Barret Zoph, OpenAI’s head of enterprise AI sales, has left the company after just five months, The Verge reported on June 19. It is his second departure from OpenAI in roughly six months.

The Timeline

Zoph originally left OpenAI in fall 2024 to cofound Thinking Machines Lab alongside former OpenAI CTO Mira Murati. He served as the startup’s CTO until January 2026, when Thinking Machines parted ways with him following what leaders at the lab described as “serious misconduct,” according to WIRED. WIRED reported that the misconduct involved an alleged undisclosed relationship with another employee.

Zoph returned to OpenAI in mid-January, along with fellow Thinking Machines cofounders Luke Metz and Sam Schoenholz. Fidji Simo, OpenAI’s CEO of Applications, posted on X that the hiring “had been in the works for several weeks” and that she did not share Thinking Machines’ concerns over Zoph’s ethics, according to The Verge.

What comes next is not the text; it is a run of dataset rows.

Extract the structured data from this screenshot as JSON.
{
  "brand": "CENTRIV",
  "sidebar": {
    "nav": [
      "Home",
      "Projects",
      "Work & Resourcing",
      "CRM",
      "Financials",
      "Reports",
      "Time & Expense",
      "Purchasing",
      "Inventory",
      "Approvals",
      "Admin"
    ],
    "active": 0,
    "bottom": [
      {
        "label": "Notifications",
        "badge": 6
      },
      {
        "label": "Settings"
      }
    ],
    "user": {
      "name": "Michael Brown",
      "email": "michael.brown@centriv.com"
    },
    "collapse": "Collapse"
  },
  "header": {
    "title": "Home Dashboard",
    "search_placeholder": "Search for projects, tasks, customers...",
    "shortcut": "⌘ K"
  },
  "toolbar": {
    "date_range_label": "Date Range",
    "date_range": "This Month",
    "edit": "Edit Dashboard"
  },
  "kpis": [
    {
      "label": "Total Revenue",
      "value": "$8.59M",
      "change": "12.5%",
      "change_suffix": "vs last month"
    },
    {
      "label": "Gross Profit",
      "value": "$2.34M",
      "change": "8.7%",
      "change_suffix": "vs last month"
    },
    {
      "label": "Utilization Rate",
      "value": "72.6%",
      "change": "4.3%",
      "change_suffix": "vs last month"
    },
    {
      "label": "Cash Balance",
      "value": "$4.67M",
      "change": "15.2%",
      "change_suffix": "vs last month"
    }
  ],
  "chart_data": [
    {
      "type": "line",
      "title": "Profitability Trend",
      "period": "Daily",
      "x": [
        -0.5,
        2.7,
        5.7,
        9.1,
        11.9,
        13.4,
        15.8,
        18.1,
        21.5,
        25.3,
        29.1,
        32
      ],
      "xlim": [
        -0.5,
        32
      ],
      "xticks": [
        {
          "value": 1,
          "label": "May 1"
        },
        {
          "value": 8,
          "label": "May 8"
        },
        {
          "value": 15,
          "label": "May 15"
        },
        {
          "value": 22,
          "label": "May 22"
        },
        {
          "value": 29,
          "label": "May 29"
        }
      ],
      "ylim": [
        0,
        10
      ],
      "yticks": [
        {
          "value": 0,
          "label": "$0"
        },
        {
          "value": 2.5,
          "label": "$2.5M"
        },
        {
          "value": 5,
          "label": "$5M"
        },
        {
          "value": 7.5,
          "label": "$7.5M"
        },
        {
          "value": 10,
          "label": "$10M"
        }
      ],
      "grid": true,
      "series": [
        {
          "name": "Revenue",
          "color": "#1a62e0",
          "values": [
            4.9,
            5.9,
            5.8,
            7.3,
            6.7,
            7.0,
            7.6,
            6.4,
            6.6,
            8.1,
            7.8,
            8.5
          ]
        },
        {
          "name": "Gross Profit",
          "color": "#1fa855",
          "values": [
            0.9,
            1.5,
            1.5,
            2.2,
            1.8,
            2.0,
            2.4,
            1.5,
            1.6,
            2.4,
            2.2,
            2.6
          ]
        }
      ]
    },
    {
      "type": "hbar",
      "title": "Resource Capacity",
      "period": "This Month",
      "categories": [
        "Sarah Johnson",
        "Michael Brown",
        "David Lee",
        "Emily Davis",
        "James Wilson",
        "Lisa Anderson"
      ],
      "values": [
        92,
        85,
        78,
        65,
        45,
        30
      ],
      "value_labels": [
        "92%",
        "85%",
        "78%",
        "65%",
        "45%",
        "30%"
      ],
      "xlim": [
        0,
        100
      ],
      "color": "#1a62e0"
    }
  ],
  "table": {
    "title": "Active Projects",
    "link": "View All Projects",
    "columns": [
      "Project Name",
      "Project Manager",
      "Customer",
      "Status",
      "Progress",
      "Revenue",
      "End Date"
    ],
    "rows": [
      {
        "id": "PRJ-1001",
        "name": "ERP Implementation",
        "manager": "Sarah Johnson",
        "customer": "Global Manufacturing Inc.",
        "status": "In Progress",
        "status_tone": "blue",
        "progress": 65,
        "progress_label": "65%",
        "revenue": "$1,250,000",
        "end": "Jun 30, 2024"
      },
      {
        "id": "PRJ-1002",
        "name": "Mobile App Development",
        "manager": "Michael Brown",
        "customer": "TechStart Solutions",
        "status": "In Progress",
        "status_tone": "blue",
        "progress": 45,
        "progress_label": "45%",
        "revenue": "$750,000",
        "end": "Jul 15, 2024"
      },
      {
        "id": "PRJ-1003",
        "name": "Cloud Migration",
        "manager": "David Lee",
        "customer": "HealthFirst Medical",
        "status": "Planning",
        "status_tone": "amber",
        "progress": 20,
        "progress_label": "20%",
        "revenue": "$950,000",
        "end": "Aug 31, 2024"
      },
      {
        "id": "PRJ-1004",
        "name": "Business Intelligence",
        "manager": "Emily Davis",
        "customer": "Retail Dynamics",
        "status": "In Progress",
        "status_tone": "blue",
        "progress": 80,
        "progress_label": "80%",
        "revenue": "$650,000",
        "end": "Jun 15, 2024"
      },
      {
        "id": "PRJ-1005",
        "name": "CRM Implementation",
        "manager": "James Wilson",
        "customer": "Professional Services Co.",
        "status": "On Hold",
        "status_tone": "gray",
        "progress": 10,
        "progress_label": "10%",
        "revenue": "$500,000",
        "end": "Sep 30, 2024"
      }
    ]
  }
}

OpenAI assigned Zoph to lead its enterprise push, a role The Verge described as significant given the company’s stated plan to stop chasing “side quests” and focus on enterprise and coding revenue ahead of its planned IPO.

Five months later, he posted a goodbye message in OpenAI’s internal Slack channels. OpenAI confirmed the departure to The Verge. Zoph did not respond to a request for comment.

Enterprise Leadership Turnover

The departure adds to a pattern of senior researcher and executive movement across frontier labs in June 2026. Noam Shazeer, VP of Engineering at Google DeepMind and co-lead of Gemini, announced his departure to join OpenAI on June 18. Dean Ball, an AI policy scholar, was hired the same day to lead OpenAI’s new Strategic Futures team.

For OpenAI, the enterprise sales lead role is now open at a critical moment. The company has been positioning enterprise revenue as a key growth driver for its confidential IPO filing, and competitors including Anthropic, Google, and Microsoft are aggressively pursuing the same enterprise AI budgets.